Pensions - Articles - The pension impact of reduction in basic rate of income tax


Slight ‘sting in the tail’ regarding tax relief on pension contributions. Pension schemes which collect pension tax relief for their members using what’s referred to as ‘relief at source’ are being granted an extra year to continue to collect at the 20% rate

 Steven Cameron, Pensions Director at Aegon comments: “The reduction in the basic rate of income tax from 20% to 19% will be good news for millions of individuals. There is a slight sting in the tail regarding pension contributions. Individuals receive a ‘tax relief’ top-up based on their ‘highest marginal’ rate of income tax. Currently, the ‘net’ cost to an individual of investing £100 in their pension is £80 as when paying 20% income tax, their pension receives a £20 top-up from the tax man. In future, a 19% income tax rate means you’d need to pay in £81 from take-home pay to have £100 invested in your pension. So if individuals continue to pay in £80, their pension will benefit from a slightly lower £98.75.
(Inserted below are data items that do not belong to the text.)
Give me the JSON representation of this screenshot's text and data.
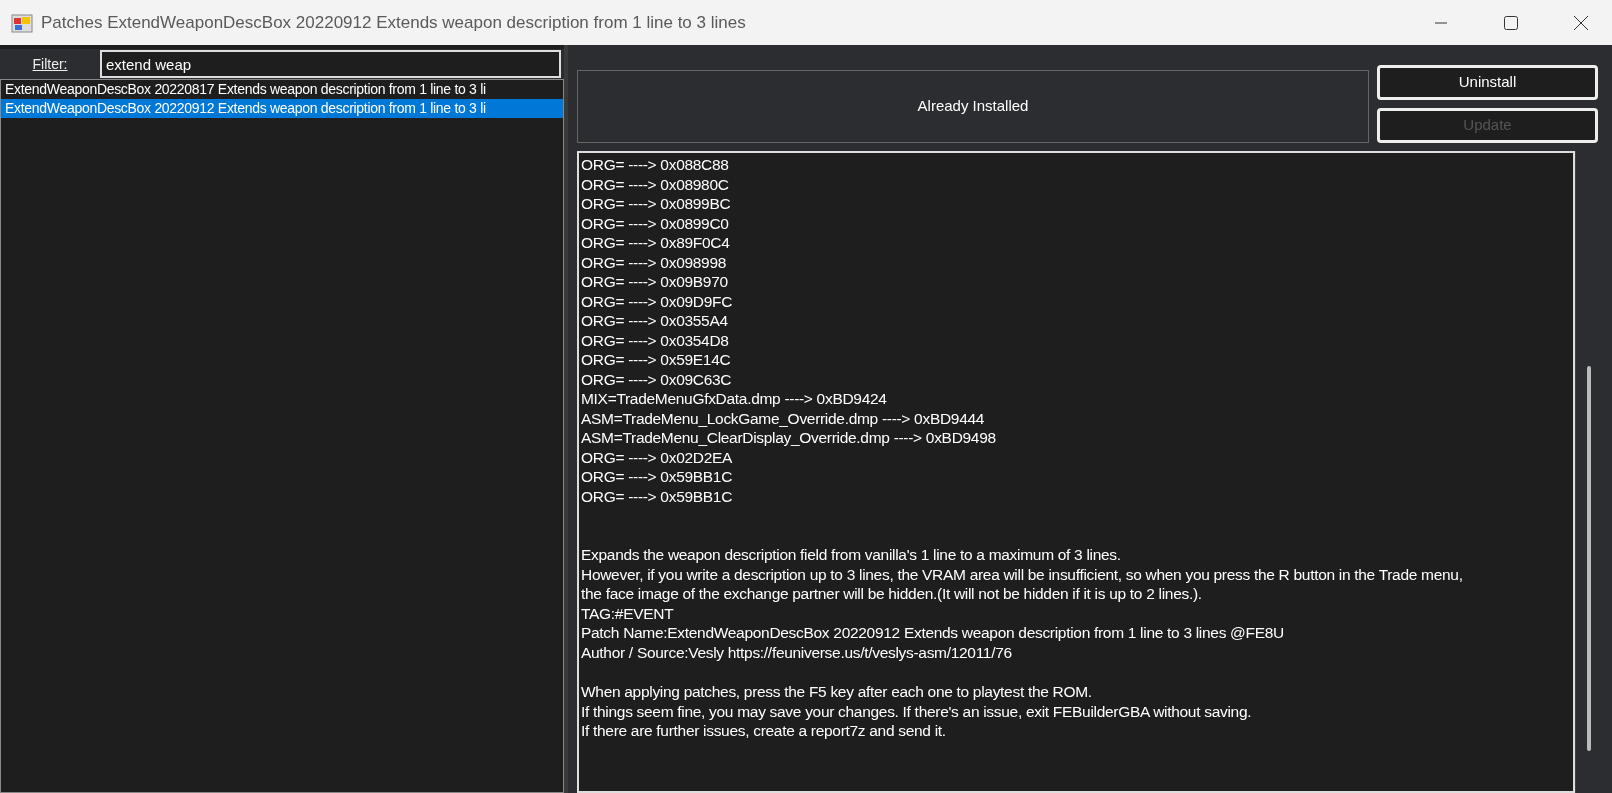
{
  "window": {
    "title": "Patches ExtendWeaponDescBox 20220912 Extends weapon description from 1 line to 3 lines"
  },
  "filter": {
    "label": "Filter:",
    "value": "extend weap"
  },
  "patch_list": [
    {
      "text": "ExtendWeaponDescBox 20220817 Extends weapon description from 1 line to 3 li",
      "selected": false
    },
    {
      "text": "ExtendWeaponDescBox 20220912 Extends weapon description from 1 line to 3 li",
      "selected": true
    }
  ],
  "status": {
    "text": "Already Installed"
  },
  "buttons": [
    {
      "label": "Uninstall",
      "disabled": false
    },
    {
      "label": "Update",
      "disabled": true
    }
  ],
  "details": {
    "blocks": [
      {
        "lines": [
          "ORG= ----> 0x088C88",
          "ORG= ----> 0x08980C",
          "ORG= ----> 0x0899BC",
          "ORG= ----> 0x0899C0",
          "ORG= ----> 0x89F0C4",
          "ORG= ----> 0x098998",
          "ORG= ----> 0x09B970",
          "ORG= ----> 0x09D9FC",
          "ORG= ----> 0x0355A4",
          "ORG= ----> 0x0354D8",
          "ORG= ----> 0x59E14C",
          "ORG= ----> 0x09C63C",
          "MIX=TradeMenuGfxData.dmp ----> 0xBD9424",
          "ASM=TradeMenu_LockGame_Override.dmp ----> 0xBD9444",
          "ASM=TradeMenu_ClearDisplay_Override.dmp ----> 0xBD9498",
          "ORG= ----> 0x02D2EA",
          "ORG= ----> 0x59BB1C",
          "ORG= ----> 0x59BB1C"
        ]
      },
      {
        "lines": [
          "Expands the weapon description field from vanilla's 1 line to a maximum of 3 lines.",
          "However, if you write a description up to 3 lines, the VRAM area will be insufficient, so when you press the R button in the Trade menu,",
          "the face image of the exchange partner will be hidden.(It will not be hidden if it is up to 2 lines.).",
          "TAG:#EVENT",
          "Patch Name:ExtendWeaponDescBox 20220912 Extends weapon description from 1 line to 3 lines  @FE8U",
          "Author / Source:Vesly https://feuniverse.us/t/veslys-asm/12011/76"
        ]
      },
      {
        "lines": [
          "When applying patches, press the F5 key after each one to playtest the ROM.",
          "If things seem fine, you may save your changes. If there's an issue, exit FEBuilderGBA without saving.",
          "If there are further issues, create a report7z and send it."
        ]
      }
    ]
  }
}
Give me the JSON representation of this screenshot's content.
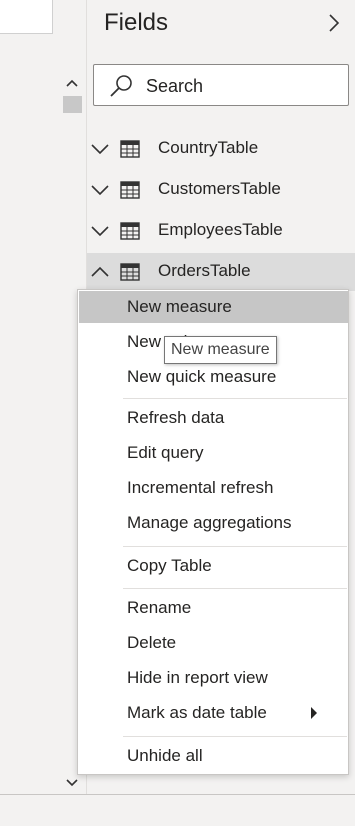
{
  "fields_pane": {
    "title": "Fields",
    "collapse_icon": "chevron-right-icon",
    "search": {
      "placeholder": "Search",
      "value": ""
    },
    "tables": [
      {
        "name": "CountryTable",
        "expanded": false
      },
      {
        "name": "CustomersTable",
        "expanded": false
      },
      {
        "name": "EmployeesTable",
        "expanded": false
      },
      {
        "name": "OrdersTable",
        "expanded": true
      }
    ]
  },
  "context_menu": {
    "groups": [
      [
        {
          "label": "New measure",
          "highlighted": true
        },
        {
          "label": "New column"
        },
        {
          "label": "New quick measure"
        }
      ],
      [
        {
          "label": "Refresh data"
        },
        {
          "label": "Edit query"
        },
        {
          "label": "Incremental refresh"
        },
        {
          "label": "Manage aggregations"
        }
      ],
      [
        {
          "label": "Copy Table"
        }
      ],
      [
        {
          "label": "Rename"
        },
        {
          "label": "Delete"
        },
        {
          "label": "Hide in report view"
        },
        {
          "label": "Mark as date table",
          "has_submenu": true
        }
      ],
      [
        {
          "label": "Unhide all"
        }
      ]
    ]
  },
  "tooltip": {
    "text": "New measure"
  },
  "colors": {
    "pane_bg": "#f3f2f1",
    "highlight": "#c6c6c6",
    "expanded_row": "#dcdcdc"
  }
}
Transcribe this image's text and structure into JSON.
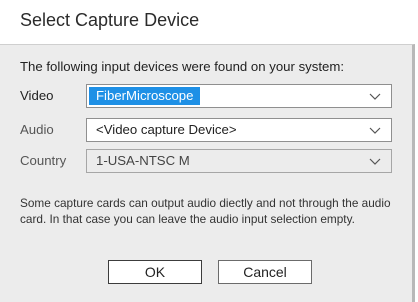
{
  "window": {
    "title": "Select Capture Device"
  },
  "intro_text": "The following input devices were found on your system:",
  "fields": {
    "video": {
      "label": "Video",
      "value": "FiberMicroscope",
      "selected": true
    },
    "audio": {
      "label": "Audio",
      "value": "<Video capture Device>"
    },
    "country": {
      "label": "Country",
      "value": "1-USA-NTSC M",
      "enabled": false
    }
  },
  "help_text": "Some capture cards can output audio diectly and not through the audio card. In that case you can leave the audio input selection empty.",
  "buttons": {
    "ok": "OK",
    "cancel": "Cancel"
  },
  "icons": {
    "dropdown": "chevron-down-icon"
  },
  "colors": {
    "selection": "#1e90e6",
    "dialog_background": "#ececec"
  }
}
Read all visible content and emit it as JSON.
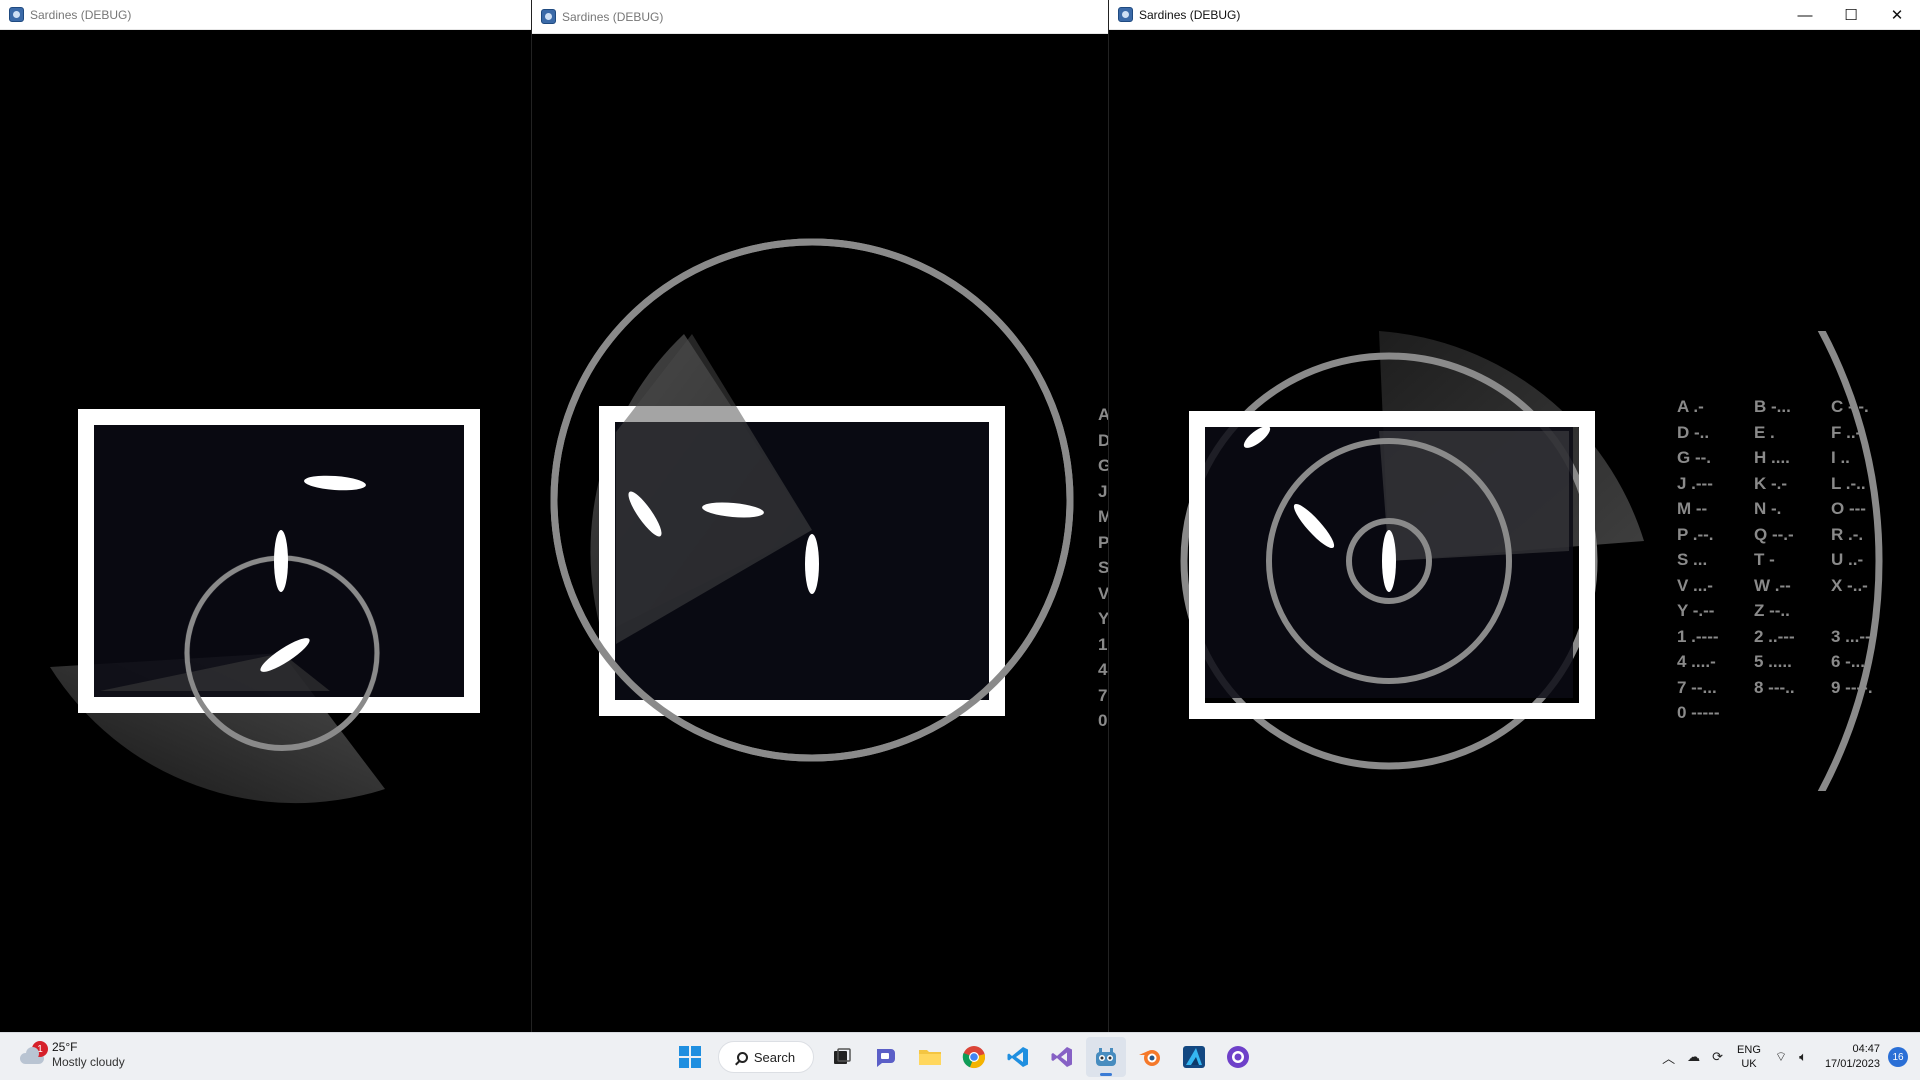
{
  "windows": [
    {
      "title": "Sardines (DEBUG)",
      "active": false
    },
    {
      "title": "Sardines (DEBUG)",
      "active": false
    },
    {
      "title": "Sardines (DEBUG)",
      "active": true,
      "controls": {
        "minimize": "—",
        "maximize": "☐",
        "close": "✕"
      }
    }
  ],
  "morse": [
    [
      "A .-",
      "B -...",
      "C -.-."
    ],
    [
      "D -..",
      "E .",
      "F ..-."
    ],
    [
      "G --.",
      "H ....",
      "I .."
    ],
    [
      "J .---",
      "K -.-",
      "L .-.."
    ],
    [
      "M --",
      "N -.",
      "O ---"
    ],
    [
      "P .--.",
      "Q --.-",
      "R .-."
    ],
    [
      "S ...",
      "T -",
      "U ..-"
    ],
    [
      "V ...-",
      "W .--",
      "X -..-"
    ],
    [
      "Y -.--",
      "Z --..",
      ""
    ],
    [
      "1 .----",
      "2 ..---",
      "3 ...--"
    ],
    [
      "4 ....-",
      "5 .....",
      "6 -...."
    ],
    [
      "7 --...",
      "8 ---..",
      "9 ----."
    ],
    [
      "0 -----",
      "",
      ""
    ]
  ],
  "morse_partial": [
    "A",
    "D",
    "G",
    "J",
    "M",
    "P",
    "S",
    "V",
    "Y",
    "1",
    "4",
    "7",
    "0"
  ],
  "taskbar": {
    "weather": {
      "temp": "25°F",
      "condition": "Mostly cloudy",
      "badge": "1"
    },
    "search_label": "Search",
    "apps": [
      "start-icon",
      "task-view-icon",
      "teams-chat-icon",
      "file-explorer-icon",
      "chrome-icon",
      "vscode-icon",
      "visual-studio-icon",
      "godot-icon",
      "blender-icon",
      "affinity-designer-icon",
      "github-desktop-icon"
    ],
    "tray": {
      "lang_line1": "ENG",
      "lang_line2": "UK",
      "time": "04:47",
      "date": "17/01/2023",
      "notifications": "16"
    }
  },
  "colors": {
    "panel": "#0a0b14",
    "ring": "#8a8a8a",
    "frame": "#ffffff",
    "taskbar": "#eef0f3"
  }
}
 “While the change in income tax rate is from April 2023, pension schemes which collect pension tax relief for their members using what’s referred to as ‘relief at source’ are being granted an extra year to continue to collect at the 20% rate.

 “Even with this slightly lower tax relief, pensions still remain a particularly tax efficient investment. And those in workplace pensions will continue to benefit from a generous employer contribution too.”